Incident: Black Friday sale. Payment volume spiked 10×. Our payment gateway (external) was slow — 8-second response times vs normal 800ms. Our API timeout was 10 seconds. Result: 80% of payment requests timed out client-side at the 10-second mark. All clients retried immediately with the same idempotency keys.
The retry storm overwhelmed the gateway. The gateway rate-limited us. More timeouts. More retries. A feedback loop.
What saved us: Idempotency keys in our database. Despite the chaos, every payment was processed exactly once. Clients that got timeouts eventually got responses on retry — the response was pulled from our idempotency store rather than charging the card again.
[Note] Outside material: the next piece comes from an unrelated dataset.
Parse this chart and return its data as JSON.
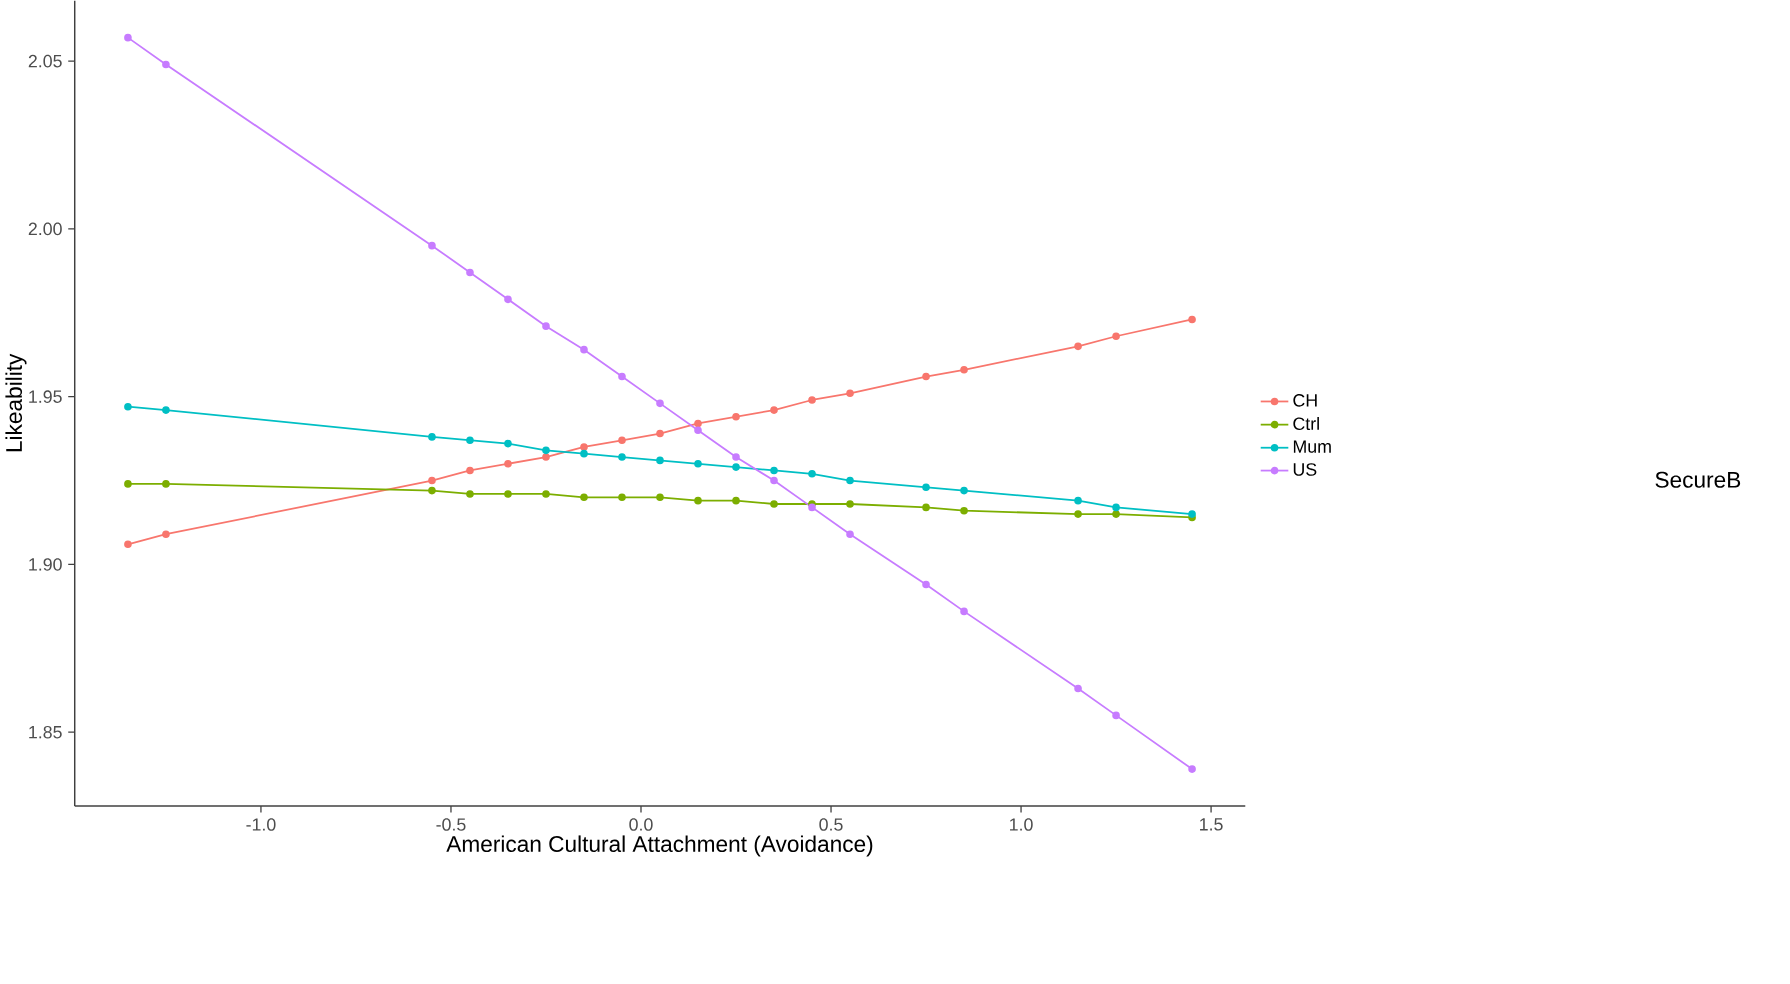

What hurt us: 70% of our API capacity was consumed by duplicate requests hitting the idempotency cache. Our P99 API latency hit 15 seconds for legitimate new payments.
Post-incident fixes:
- Redis cache for idempotency hot path — duplicate requests now cost 0.5ms instead of 5ms database lookup
- Separate thread pool for idempotency lookups vs new payment processing
- Exponential backoff enforced server-side: 429 Too Many Requests with
Retry-Afterheader - Gateway circuit breaker: open after 20% of requests exceed 5 seconds
Lessons Learned in Production
1. Idempotency is not optional. It is a core payment system requirement, not an edge case handler. Build it in from day one, not after your first duplicate charge incident.
2. Client-side idempotency keys must be generated before the first attempt. Generate the key before calling the API, persist it locally, use the same key on retries. Don't generate a new key on retry — that defeats the purpose.
3. Your gateway must support idempotency keys too. A payment service that is idempotent but calls a gateway that isn't still causes double charges. Validate your gateway's idempotency behavior explicitly.
4. PROCESSING status must be time-bounded with a recovery job. A payment stuck in PROCESSING indefinitely blocks the customer's ability to retry. This is as bad as a double charge from a UX perspective.
5. Separate idempotency check latency from payment processing latency in your metrics. Cache hits should be sub-millisecond. If your idempotency P99 is growing, you have either a traffic spike or an index problem — both need different responses.